More than anything, humans need to know what's over that next hill. We explore. But now that we done explored every valley, we thirst for a supplement. The Car: the Ford Explorer, the Plymouth Voyager, the Dodge Caravan. The fucking Probe. This symbol of independence rollicks humankind into the sunset of uncharted freedom. But because we cannot actually explore anything new, cars allow us to at least feel free.

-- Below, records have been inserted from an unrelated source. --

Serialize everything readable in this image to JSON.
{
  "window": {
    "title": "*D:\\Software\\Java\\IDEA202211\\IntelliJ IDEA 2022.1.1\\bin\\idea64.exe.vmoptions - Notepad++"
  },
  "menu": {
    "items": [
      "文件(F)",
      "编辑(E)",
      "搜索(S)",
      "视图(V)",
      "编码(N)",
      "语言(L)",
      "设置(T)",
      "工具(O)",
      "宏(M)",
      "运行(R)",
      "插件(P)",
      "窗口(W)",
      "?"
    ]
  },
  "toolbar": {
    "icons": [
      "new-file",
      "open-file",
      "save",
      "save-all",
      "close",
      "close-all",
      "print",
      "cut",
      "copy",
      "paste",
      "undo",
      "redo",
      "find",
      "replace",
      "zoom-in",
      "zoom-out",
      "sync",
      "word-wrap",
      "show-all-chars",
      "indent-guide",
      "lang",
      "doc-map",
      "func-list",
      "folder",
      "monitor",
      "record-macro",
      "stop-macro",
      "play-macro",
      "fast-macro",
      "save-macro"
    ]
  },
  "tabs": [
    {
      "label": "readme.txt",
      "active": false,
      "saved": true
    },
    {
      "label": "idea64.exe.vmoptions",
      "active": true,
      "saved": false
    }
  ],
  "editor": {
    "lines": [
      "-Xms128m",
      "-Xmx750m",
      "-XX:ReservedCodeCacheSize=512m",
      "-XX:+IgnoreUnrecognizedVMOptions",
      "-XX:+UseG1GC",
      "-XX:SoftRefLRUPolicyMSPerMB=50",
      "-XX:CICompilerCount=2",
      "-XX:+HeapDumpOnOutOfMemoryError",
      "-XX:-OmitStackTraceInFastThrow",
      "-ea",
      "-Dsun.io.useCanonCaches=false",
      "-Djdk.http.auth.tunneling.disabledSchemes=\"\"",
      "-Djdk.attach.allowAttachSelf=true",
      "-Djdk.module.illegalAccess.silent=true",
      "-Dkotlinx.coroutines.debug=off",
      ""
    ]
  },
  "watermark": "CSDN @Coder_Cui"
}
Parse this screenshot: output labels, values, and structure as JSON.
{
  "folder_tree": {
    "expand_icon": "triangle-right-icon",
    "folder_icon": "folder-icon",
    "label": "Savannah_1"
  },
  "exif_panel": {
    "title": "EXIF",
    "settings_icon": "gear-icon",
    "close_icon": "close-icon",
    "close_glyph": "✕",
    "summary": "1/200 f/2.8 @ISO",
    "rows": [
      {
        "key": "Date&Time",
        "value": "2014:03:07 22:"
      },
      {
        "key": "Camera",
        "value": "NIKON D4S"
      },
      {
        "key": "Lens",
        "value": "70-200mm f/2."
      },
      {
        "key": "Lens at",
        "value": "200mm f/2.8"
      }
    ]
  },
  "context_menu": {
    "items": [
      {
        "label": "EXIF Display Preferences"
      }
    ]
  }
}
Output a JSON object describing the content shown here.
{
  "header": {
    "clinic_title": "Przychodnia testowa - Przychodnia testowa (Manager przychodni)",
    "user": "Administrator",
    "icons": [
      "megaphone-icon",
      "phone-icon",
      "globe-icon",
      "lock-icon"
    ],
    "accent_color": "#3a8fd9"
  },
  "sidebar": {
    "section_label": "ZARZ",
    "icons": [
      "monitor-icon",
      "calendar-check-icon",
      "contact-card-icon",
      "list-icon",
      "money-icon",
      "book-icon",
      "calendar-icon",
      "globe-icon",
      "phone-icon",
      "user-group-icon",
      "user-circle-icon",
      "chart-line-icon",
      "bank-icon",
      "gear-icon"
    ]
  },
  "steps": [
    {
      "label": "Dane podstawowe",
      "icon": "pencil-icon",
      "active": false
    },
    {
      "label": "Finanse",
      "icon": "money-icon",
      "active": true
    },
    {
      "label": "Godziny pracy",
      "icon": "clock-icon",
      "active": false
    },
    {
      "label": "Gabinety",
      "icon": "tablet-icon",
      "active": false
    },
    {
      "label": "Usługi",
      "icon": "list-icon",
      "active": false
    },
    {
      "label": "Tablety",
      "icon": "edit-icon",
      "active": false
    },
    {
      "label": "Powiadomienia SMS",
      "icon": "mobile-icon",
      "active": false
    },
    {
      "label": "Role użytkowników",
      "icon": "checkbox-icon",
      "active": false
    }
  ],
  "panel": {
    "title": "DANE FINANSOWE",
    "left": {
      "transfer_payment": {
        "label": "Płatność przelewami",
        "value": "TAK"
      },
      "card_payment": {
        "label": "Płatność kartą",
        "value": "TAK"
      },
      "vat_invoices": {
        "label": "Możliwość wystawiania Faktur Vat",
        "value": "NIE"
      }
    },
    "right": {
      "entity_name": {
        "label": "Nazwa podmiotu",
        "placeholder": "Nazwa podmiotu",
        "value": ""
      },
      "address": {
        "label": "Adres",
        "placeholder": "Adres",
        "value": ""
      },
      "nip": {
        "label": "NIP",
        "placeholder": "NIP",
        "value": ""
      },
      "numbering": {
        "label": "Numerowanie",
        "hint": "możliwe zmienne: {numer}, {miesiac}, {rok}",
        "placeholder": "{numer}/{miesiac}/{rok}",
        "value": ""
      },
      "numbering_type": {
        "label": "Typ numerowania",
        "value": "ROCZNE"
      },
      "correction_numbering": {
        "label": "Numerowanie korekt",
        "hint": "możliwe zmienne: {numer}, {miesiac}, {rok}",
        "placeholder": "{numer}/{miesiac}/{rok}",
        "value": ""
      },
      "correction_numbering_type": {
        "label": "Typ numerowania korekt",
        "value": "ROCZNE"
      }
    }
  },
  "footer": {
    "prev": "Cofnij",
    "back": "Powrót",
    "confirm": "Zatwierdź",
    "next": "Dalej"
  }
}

Such begins Sprawling from Grace, a dissection of how the United States built a country of suburbs, not only convenient by car, but necessitating it. And with the necessary car came the necessary expansion of freeways, which are now crumbling; the necessary time we spend sitting in those cars, which is growing; and the necessary gas, which is dwindling. Ninety-five percent of all the earth's petroleum goes toward fueling vehicles. And we're running out, which will lead to resource wars. "All those Mel Gibson Road Warrior movies could look more and more like reality 100 years from now," intones Bill Clinton.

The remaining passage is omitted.